M. Jean Louis Masson rappelle à M. le ministre de l'éducation nationale les termes de sa question n°12281 posée le 25/02/2010 sous le titre : " Inscription à l'école primaire et domiciliation fictive ", qui n'a pas obtenu de réponse à ce jour. Il s'étonne tout particulièrement de ce retard important et il souhaiterait qu'il lui indique les raisons d'une telle carence.

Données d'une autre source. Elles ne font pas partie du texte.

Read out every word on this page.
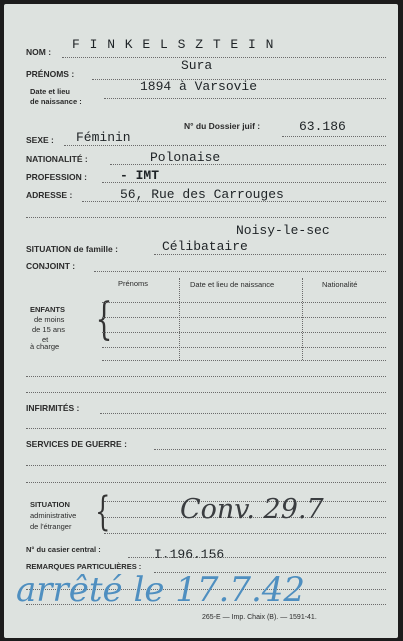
NOM : F I N K E L S Z T E I N
Sura
PRÉNOMS :
Date et lieu
de naissance :
1894 à Varsovie
N° du Dossier juif :	63.186
SEXE : Féminin
NATIONALITÉ :	Polonaise
PROFESSION :	- IMT
ADRESSE :	56, Rue des Carrouges
Noisy-le-sec
SITUATION de famille :	Célibataire
CONJOINT :
Prénoms	Date et lieu de naissance	Nationalité
ENFANTS
de moins
de 15 ans
et
à charge
{
INFIRMITÉS :
SERVICES DE GUERRE :
SITUATION
administrative
de l'étranger {	Conv. 29.7
N° du casier central :	I.196.156
REMARQUES PARTICULIÈRES :
arrêté le 17.7.42
265-E — Imp. Chaix (B). — 1591-41.
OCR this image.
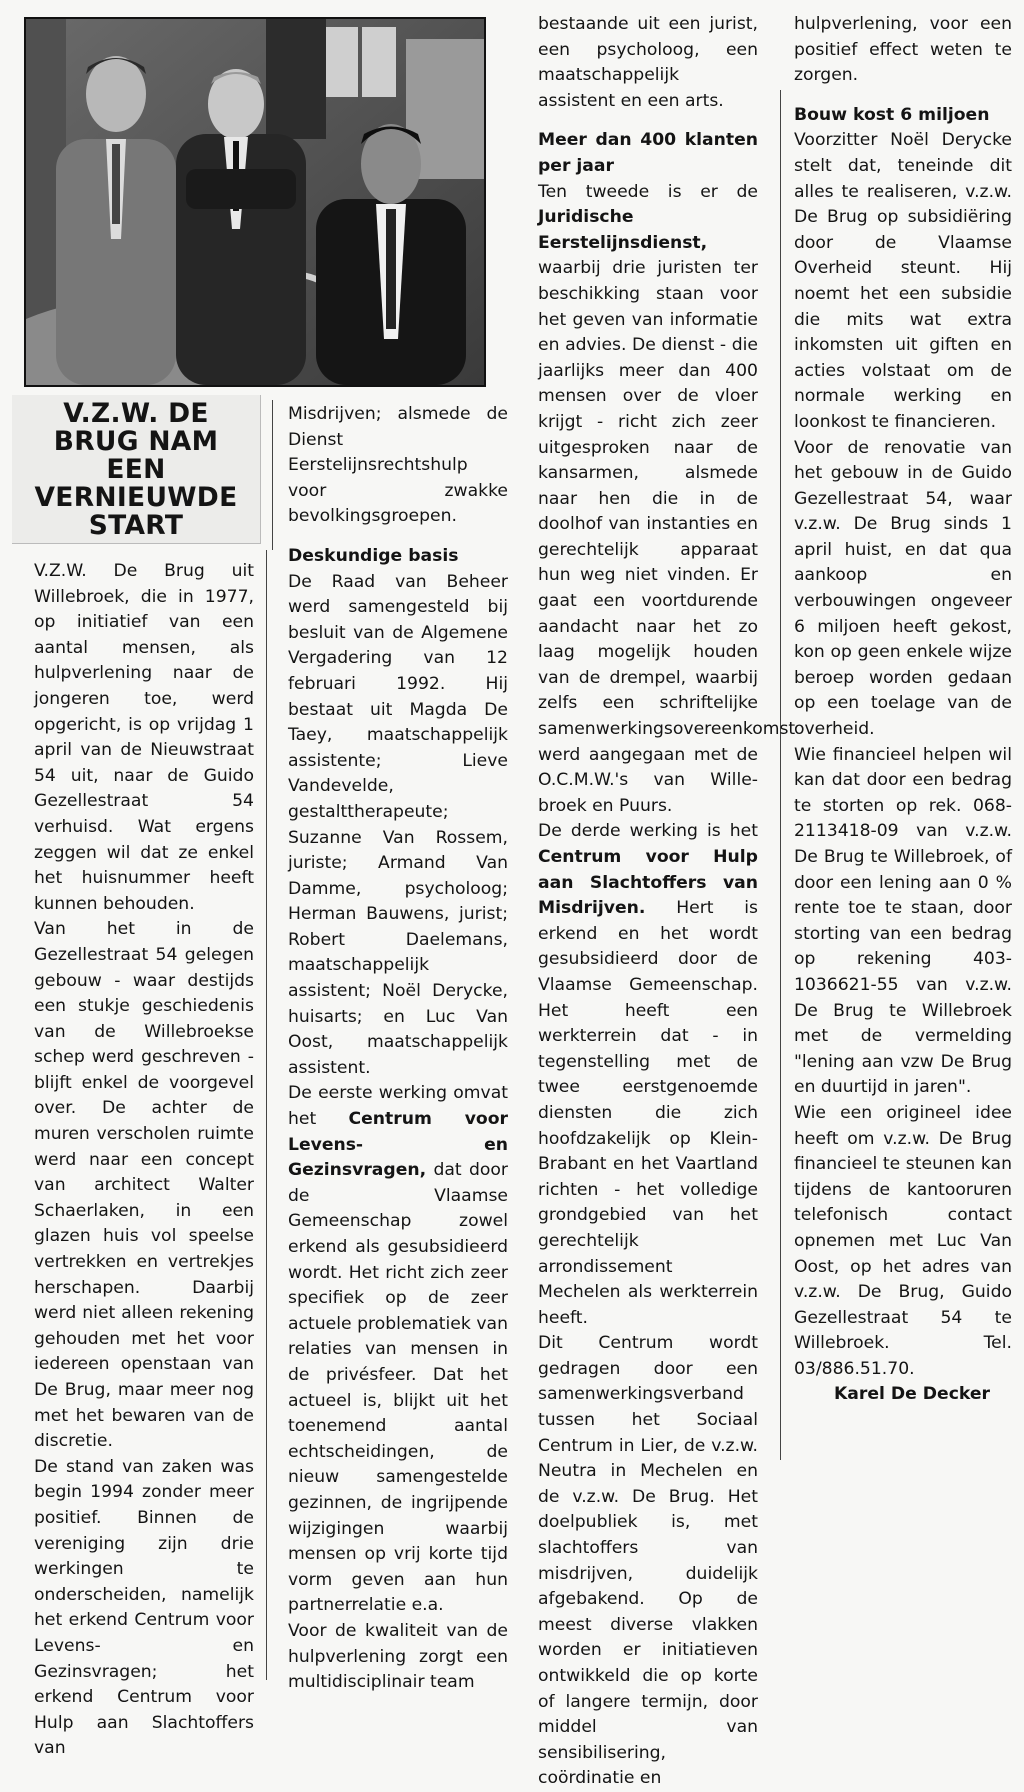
V.Z.W. DE
BRUG NAM
EEN
VERNIEUWDE
START

V.Z.W. De Brug uit Willebroek, die in 1977, op initiatief van een aantal mensen, als hulpverlening naar de jongeren toe, werd opgericht, is op vrijdag 1 april van de Nieuwstraat 54 uit, naar de Guido Gezellestraat 54 verhuisd. Wat ergens zeggen wil dat ze enkel het huisnummer heeft kunnen behouden.

Van het in de Gezellestraat 54 gelegen gebouw - waar destijds een stukje geschiedenis van de Willebroekse schep werd geschreven - blijft enkel de voorgevel over. De achter de muren verscholen ruimte werd naar een concept van architect Walter Schaerlaken, in een glazen huis vol speelse vertrekken en vertrekjes herschapen. Daarbij werd niet alleen rekening gehouden met het voor iedereen openstaan van De Brug, maar meer nog met het bewaren van de discretie.

De stand van zaken was begin 1994 zonder meer positief. Binnen de vereniging zijn drie werkingen te onderscheiden, namelijk het erkend Centrum voor Levens- en Gezinsvragen; het erkend Centrum voor Hulp aan Slachtoffers van

Misdrijven; alsmede de Dienst Eerstelijnsrechtshulp voor zwakke bevolkingsgroepen.

Deskundige basis

De Raad van Beheer werd samengesteld bij besluit van de Algemene Vergadering van 12 februari 1992. Hij bestaat uit Magda De Taey, maatschappelijk assistente; Lieve Vandevelde, gestalttherapeute; Suzanne Van Rossem, juriste; Armand Van Damme, psycholoog; Herman Bauwens, jurist; Robert Daelemans, maatschappelijk assistent; Noël Derycke, huisarts; en Luc Van Oost, maatschappelijk assistent.

De eerste werking omvat het Centrum voor Levens- en Gezinsvragen, dat door de Vlaamse Gemeenschap zowel erkend als gesubsidieerd wordt. Het richt zich zeer specifiek op de zeer actuele problematiek van relaties van mensen in de privésfeer. Dat het actueel is, blijkt uit het toenemend aantal echtscheidingen, de nieuw samengestelde gezinnen, de ingrijpende wijzigingen waarbij mensen op vrij korte tijd vorm geven aan hun partnerrelatie e.a.

Voor de kwaliteit van de hulpverlening zorgt een multidisciplinair team

bestaande uit een jurist, een psycholoog, een maatschappelijk assistent en een arts.

Meer dan 400 klanten per jaar

Ten tweede is er de Juridische Eerstelijnsdienst, waarbij drie juristen ter beschikking staan voor het geven van informatie en advies. De dienst - die jaarlijks meer dan 400 mensen over de vloer krijgt - richt zich zeer uitgesproken naar de kansarmen, alsmede naar hen die in de doolhof van instanties en gerechtelijk apparaat hun weg niet vinden. Er gaat een voortdurende aandacht naar het zo laag mogelijk houden van de drempel, waarbij zelfs een schriftelijke samenwerkingsovereenkomst werd aangegaan met de O.C.M.W.'s van Wille-broek en Puurs.

De derde werking is het Centrum voor Hulp aan Slachtoffers van Misdrijven. Hert is erkend en het wordt gesubsidieerd door de Vlaamse Gemeenschap. Het heeft een werkterrein dat - in tegenstelling met de twee eerstgenoemde diensten die zich hoofdzakelijk op Klein-Brabant en het Vaartland richten - het volledige grondgebied van het gerechtelijk arrondissement Mechelen als werkterrein heeft.

Dit Centrum wordt gedragen door een samenwerkingsverband tussen het Sociaal Centrum in Lier, de v.z.w. Neutra in Mechelen en de v.z.w. De Brug. Het doelpubliek is, met slachtoffers van misdrijven, duidelijk afgebakend. Op de meest diverse vlakken worden er initiatieven ontwikkeld die op korte of langere termijn, door middel van sensibilisering, coördinatie en

hulpverlening, voor een positief effect weten te zorgen.

Bouw kost 6 miljoen

Voorzitter Noël Derycke stelt dat, teneinde dit alles te realiseren, v.z.w. De Brug op subsidiëring door de Vlaamse Overheid steunt. Hij noemt het een subsidie die mits wat extra inkomsten uit giften en acties volstaat om de normale werking en loonkost te financieren.

Voor de renovatie van het gebouw in de Guido Gezellestraat 54, waar v.z.w. De Brug sinds 1 april huist, en dat qua aankoop en verbouwingen ongeveer 6 miljoen heeft gekost, kon op geen enkele wijze beroep worden gedaan op een toelage van de overheid.

Wie financieel helpen wil kan dat door een bedrag te storten op rek. 068-2113418-09 van v.z.w. De Brug te Willebroek, of door een lening aan 0 % rente toe te staan, door storting van een bedrag op rekening 403-1036621-55 van v.z.w. De Brug te Willebroek met de vermelding "lening aan vzw De Brug en duurtijd in jaren".

Wie een origineel idee heeft om v.z.w. De Brug financieel te steunen kan tijdens de kantooruren telefonisch contact opnemen met Luc Van Oost, op het adres van v.z.w. De Brug, Guido Gezellestraat 54 te Willebroek. Tel. 03/886.51.70.

Karel De Decker
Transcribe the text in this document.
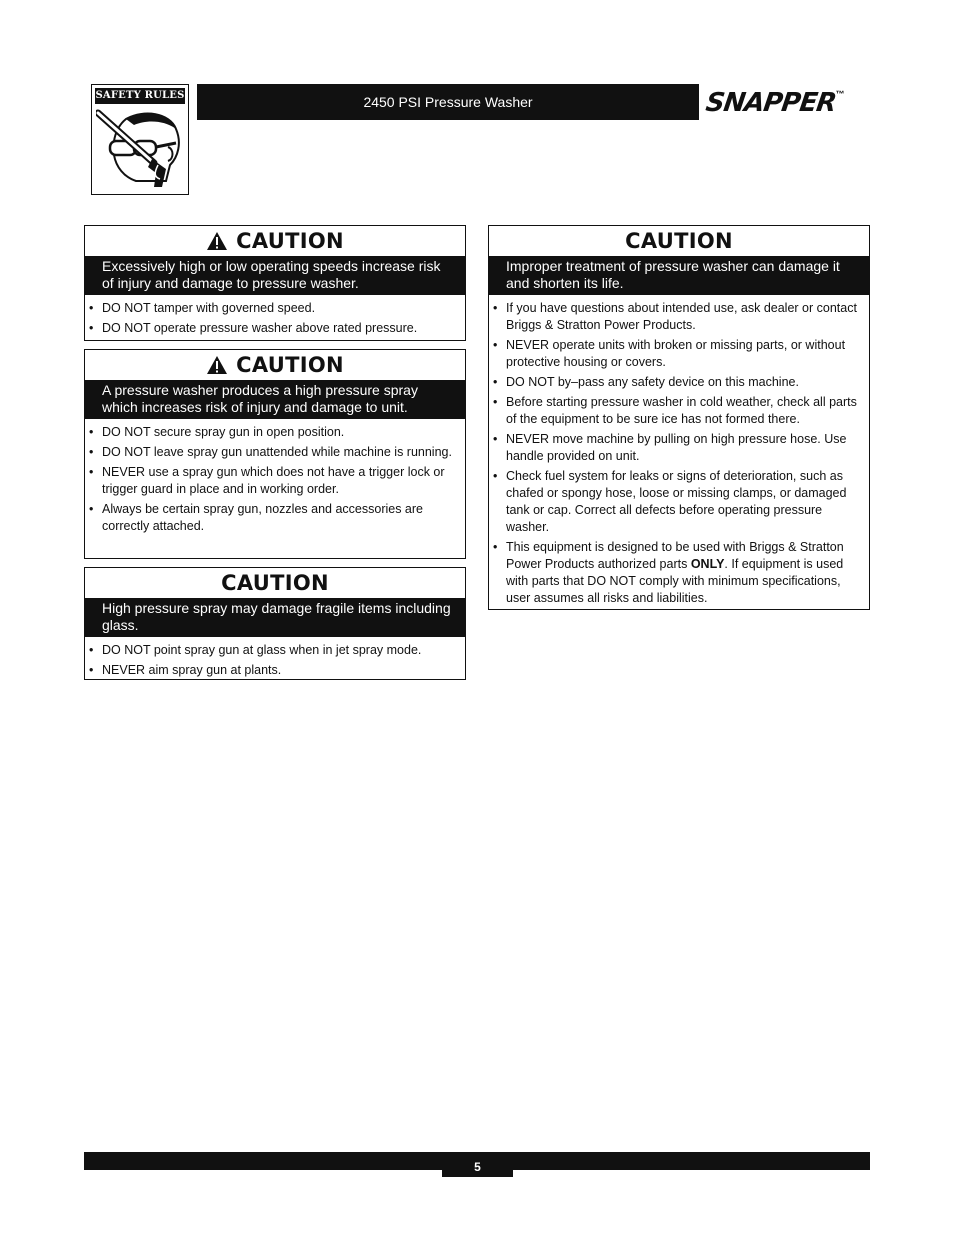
SAFETY RULES	2450 PSI Pressure Washer	SNAPPER™
CAUTION
Excessively high or low operating speeds increase risk of injury and damage to pressure washer.
• DO NOT tamper with governed speed.
• DO NOT operate pressure washer above rated pressure.
CAUTION
A pressure washer produces a high pressure spray which increases risk of injury and damage to unit.
• DO NOT secure spray gun in open position.
• DO NOT leave spray gun unattended while machine is running.
• NEVER use a spray gun which does not have a trigger lock or trigger guard in place and in working order.
• Always be certain spray gun, nozzles and accessories are correctly attached.
CAUTION
High pressure spray may damage fragile items including glass.
• DO NOT point spray gun at glass when in jet spray mode.
• NEVER aim spray gun at plants.
CAUTION
Improper treatment of pressure washer can damage it and shorten its life.
• If you have questions about intended use, ask dealer or contact Briggs & Stratton Power Products.
• NEVER operate units with broken or missing parts, or without protective housing or covers.
• DO NOT by–pass any safety device on this machine.
• Before starting pressure washer in cold weather, check all parts of the equipment to be sure ice has not formed there.
• NEVER move machine by pulling on high pressure hose. Use handle provided on unit.
• Check fuel system for leaks or signs of deterioration, such as chafed or spongy hose, loose or missing clamps, or damaged tank or cap. Correct all defects before operating pressure washer.
• This equipment is designed to be used with Briggs & Stratton Power Products authorized parts ONLY. If equipment is used with parts that DO NOT comply with minimum specifications, user assumes all risks and liabilities.
5
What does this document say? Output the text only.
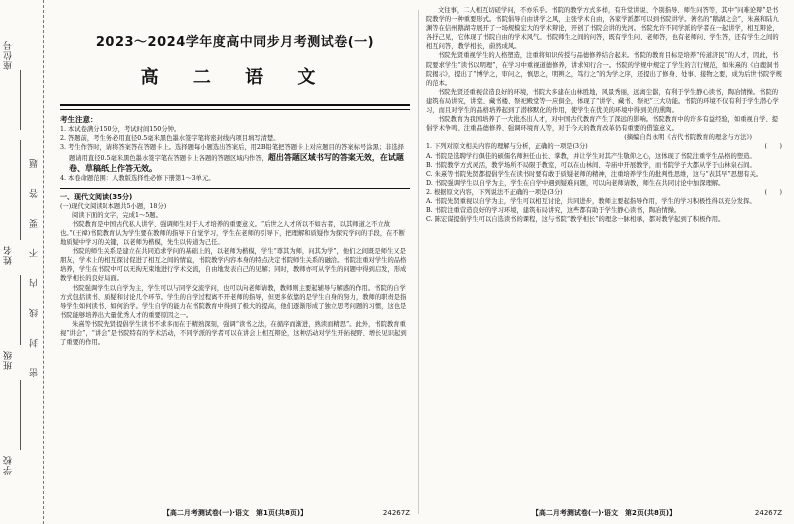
学校
班级
姓名
座位号
密 封 线 内 不 要 答 题
2023～2024学年度高中同步月考测试卷(一)
高 二 语 文
考生注意：
1. 本试卷满分150分，考试时间150分钟。
2. 答题前，考生务必用直径0.5毫米黑色墨水签字笔将密封线内项目填写清楚。
3. 考生作答时，请将答案答在答题卡上。选择题每小题选出答案后，用2B铅笔把答题卡上对应题目的答案标号涂黑；非选择题请用直径0.5毫米黑色墨水签字笔在答题卡上各题的答题区域内作答，超出答题区域书写的答案无效，在试题卷、草稿纸上作答无效。
4. 本卷命题范围：人教版选择性必修下册第1～3单元。
一、现代文阅读(35分)
(一)现代文阅读Ⅰ(本题共5小题，18分)
阅读下面的文字，完成1～5题。
书院教育是中国古代私人讲学、强调师生对于人才培养的重要意义。“后世之人才所以不如古者，以其师道之不立故也。”(王禕)书院教育认为学生要在教师的指导下自觉学习，学生在老师的引导下，把理解和质疑作为探究学问的手段，在不断地质疑中学习的关键，以老师为楷模，先生以传道为己任。
书院的师生关系是建立在共同追求学问的基础上的，以老师为楷模，学生“尊其为师，问其为学”，他们之间既是师生又是朋友，学术上的相互探讨促进了相互之间的情谊，书院教学内容本身的特点决定书院师生关系的融洽。书院注重对学生的品格培养，学生在书院中可以无拘无束地进行学术交流，自由地发表自己的见解；同时，教师亦可从学生的问题中得到启发，形成教学相长的良好局面。
书院强调学生以自学为主，学生可以与同学交流学问，也可以向老师请教，教师则主要起辅导与解惑的作用。书院的自学方式包括读书、质疑和讨论几个环节。学生的自学过程离不开老师的指导，但更多依靠的是学生自身的努力，教师的职责是指导学生如何读书、如何治学。学生自学的能力在书院教育中得到了极大的提高，他们逐渐形成了独立思考问题的习惯，这也是书院能够培养出大量优秀人才的重要原因之一。
朱熹等书院先贤提倡学生读书不求多而在于精熟深刻，强调“读书之法，在循序而渐进，熟读而精思”。此外，书院教育重视“讲会”，“讲会”是书院特有的学术活动，不同学派的学者可以在讲会上相互辩论，这种活动对学生开拓视野、增长见识起到了重要的作用。
【高二月考测试卷(一)·语文　第1页(共8页)】	24267Z
文往事，二人相互切磋学问，不亦乐乎。书院的教学方式多样，有升堂讲说、个别指导、师生问答等，其中“问难论辩”是书院教学的一种重要形式。书院倡导自由讲学之风，主张学术自由，各家学派都可以到书院讲学。著名的“鹅湖之会”，朱熹和陆九渊等在信州鹅湖寺展开了一场规模宏大的学术辩论，开创了书院会讲的先河。书院允许不同学派的学者在一起讲学，相互辩论，各抒己见，它体现了书院自由的学术风气。书院师生之间的问答，既有学生问、老师答，也有老师问、学生答，还有学生之间的相互问答，教学相长，蔚然成风。
书院先贤重视学生的人格塑造，注重将知识传授与品德修养结合起来。书院的教育目标是培养“传道济民”的人才，因此，书院要求学生“读书以明理”，在学习中重视道德修养，讲求知行合一。书院的学规中规定了学生的言行规范，如朱熹的《白鹿洞书院揭示》，提出了“博学之，审问之，慎思之，明辨之，笃行之”的为学之序，还提出了修身、处事、接物之要，成为后世书院学规的范本。
书院先贤还重视营造良好的环境，书院大多建在山林胜地，风景秀丽，远离尘嚣，有利于学生静心读书，陶冶情操。书院的建筑布局讲究，讲堂、藏书楼、祭祀殿堂等一应俱全，体现了“讲学、藏书、祭祀”三大功能。书院的环境不仅有利于学生潜心学习，而且对学生的品格培养起到了潜移默化的作用，使学生在优美的环境中得到美的熏陶。
书院教育为我国培养了一大批杰出人才，对中国古代教育产生了深远的影响。书院教育中的许多有益经验，如重视自学、提倡学术争鸣、注重品德修养、强调环境育人等，对于今天的教育改革仍有重要的借鉴意义。
(摘编自肖永明《古代书院教育的理念与方法》)
(　　)
1. 下列对原文相关内容的理解与分析，正确的一项是(3分)
A. 书院是选聘学行俱佳的硕儒名师担任山长、掌教，并让学生对其产生敬仰之心，这体现了书院注重学生品格的塑造。
B. 书院教学方式灵活，教学场所不局限于教室，可以在山林间、寺庙中开展教学，而书院学子大都从学于山林泉石间。
C. 朱熹等书院先贤都提倡学生在读书时要有敢于质疑老师的精神，注重培养学生的批判性思维，这与“表其早”思想有关。
D. 书院强调学生以自学为主，学生在自学中遇到疑难问题，可以向老师请教，师生在共同讨论中加深理解。
(　　)
2. 根据原文内容，下列说法不正确的一项是(3分)
A. 书院先贤重视以自学为主，学生可以相互讨论，共同进步，教师主要起指导作用，学生的学习积极性得以充分发挥。
B. 书院注重营造良好的学习环境，建筑布局讲究，这些都有助于学生静心读书，陶冶情操。
C. 陈宏谋提倡学生可以自选读书的课程，这与书院“教学相长”的理念一脉相承，都对教学起到了积极作用。
【高二月考测试卷(一)·语文　第2页(共8页)】	24267Z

Réponse du Ministère de l'éducation nationale

publiée dans le JO Sénat du 19/08/2010 - page 2127

Conformément aux dispositions de l'article L. 131-5 du code de l'éducation, « chaque enfant est inscrit soit dans la commune où ses parents ont une résidence, soit dans celle du domicile de la personne qui en a la garde ». Dès lors, lorsqu'une famille déménage, les enfants sont de droit scolarisés dans leur nouvelle commune de résidence. Cependant, en application de l'article L. 212-8, « la scolarisation d'un enfant dans une école d'une commune autre que celle de sa résidence ne peut être remise en cause par l'une ou l'autre d'entre elles avant le terme soit de la formation préélémentaire, soit de la scolarité primaire de cet enfant commencées ou poursuivies durant l'année scolaire précédente dans un établissement du même cycle de la commune d'accueil. » Un enfant qui change de commune de résidence peut donc continuer son cycle dans l'école de son ancienne commune, la nouvelle commune de résidence étant tenue de participer financièrement à cette scolarisation hors de son territoire puisque celle-ci était initialement justifiée. Avec ce dispositif, qui s'inscrit dans l'ensemble des limites posées à la scolarisation d'un enfant en dehors de sa commune de résidence, le législateur s'est efforcé d'établir un équilibre entre, d'une part, les droits des parents et des élèves et, d'autre part, les intérêts des communes. Néanmoins, des dérives potentielles ne peuvent pas être totalement exclues. Notamment, comme dans l'exemple cité, un déménagement fictif vers la commune d'accueil, puis un retour au domicile de la commune d'origine, peut permettre de contourner la loi. La preuve du domicile ou de la résidence étant établie par tous moyens (décret n° 55-1397 du 22 octobre 1955 modifié par décret 2007-893 du 15 mai 2007 instituant la carte nationale d'identité), il peut dès lors s'avérer difficile pour une commune de détecter de tels agissements. En cas de contestation du maire de la commune de résidence sur le bien-fondé de la participation financière de sa commune à la scolarisation dans une autre commune d'un enfant résidant sur son territoire, l'arbitrage du préfet peut être demandé. Le préfet statue au cas par cas, après avis de l'inspecteur d'académie, directeur des services départementaux de l'éducation nationale.